We’re at the end of the process, can I make some changes?
As mentioned the amount of feedback rounds should be agreed between you and your editor at the outset of your project. As the edit moves forward and especially when doing titles, fine cutting, sound tweaking and effects, making edit changes gets more difficult but is still achievable. However once you are at the sound mix and grade stage it becomes very difficult to turn back. Changes at this stage of the process can mean a complete restart of the sound mix and grade, which is costly. So before this stage you want to be absolutely happy with your edit, knowing that it will look and sound better in the end.
Depending on the scope of your project you can have your editor source stock music for you at a small fee, chances are they will have a lead or two on a stock music website where they can find cheap generic music, these will cost anything from $40 – $100 per track. However this will take you and your editor time trawling through a lot of terrible music to find something that suits you. If you are looking for custom music, or music along a theme, there are musicians and sound studios that can outfit your film with music from their collections and some custom pieces for about $1000 to $10,000. Trying to get rights to hollywood soundtracks or pop music is almost impossible, unless you have a personal connection with the musician or producer. Sometimes, if you are passionate enough about your subject and you plead with your favorite musician or composer, and they like your film you may be able to use sections of their tracks in your film.. but it will still cost ya.
This is an essential part of the filmmaking process these days. Mpeg Streamclip is a great free program that allows you to simply create upload-sized video files. I will write more on this later.
You will want at the very least a master file from your editor. This will be a high quality video file on a drive. This can be used to make DVDs from or to compress an upload from. For entry in festivals and screening on television you will need to take your master to a dub shop like Next Technology to produce a DCP, HDCam or BluRay depending on what is requested by the festival / station.

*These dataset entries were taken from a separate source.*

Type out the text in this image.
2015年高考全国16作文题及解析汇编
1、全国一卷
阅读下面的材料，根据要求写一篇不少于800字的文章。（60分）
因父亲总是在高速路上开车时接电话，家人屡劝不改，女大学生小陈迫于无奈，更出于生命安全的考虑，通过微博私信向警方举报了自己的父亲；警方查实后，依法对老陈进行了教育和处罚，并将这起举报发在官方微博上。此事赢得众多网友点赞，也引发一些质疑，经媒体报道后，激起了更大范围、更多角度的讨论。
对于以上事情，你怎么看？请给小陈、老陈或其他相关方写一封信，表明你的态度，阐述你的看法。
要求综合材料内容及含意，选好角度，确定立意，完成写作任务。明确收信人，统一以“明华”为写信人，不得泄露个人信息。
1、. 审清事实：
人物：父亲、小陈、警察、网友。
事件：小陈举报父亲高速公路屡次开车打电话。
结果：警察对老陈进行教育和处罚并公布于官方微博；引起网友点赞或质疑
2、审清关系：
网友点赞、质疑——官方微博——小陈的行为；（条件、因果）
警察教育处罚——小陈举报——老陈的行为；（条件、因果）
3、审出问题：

This will be an additional cost, and it is very important that you check your master file before you hand it on to a dub shop, there are technical issues that can arise when mastering and often your editor will not have been given time to check the entire master before they hand it to you. Of course it is the editor’s responsibility to fix any issues, but it is the producer’s responsibility to check and find any issues, unless they specifically provide time for the editor to do so.
Good luck with your project. If you have persevered through this guide, then no doubt you have the tenacity to finish your film. As I said at the start, this is a growing document, and any feedback you have is most welcome. I want this to be as helpful as possible to filmmakers of all types.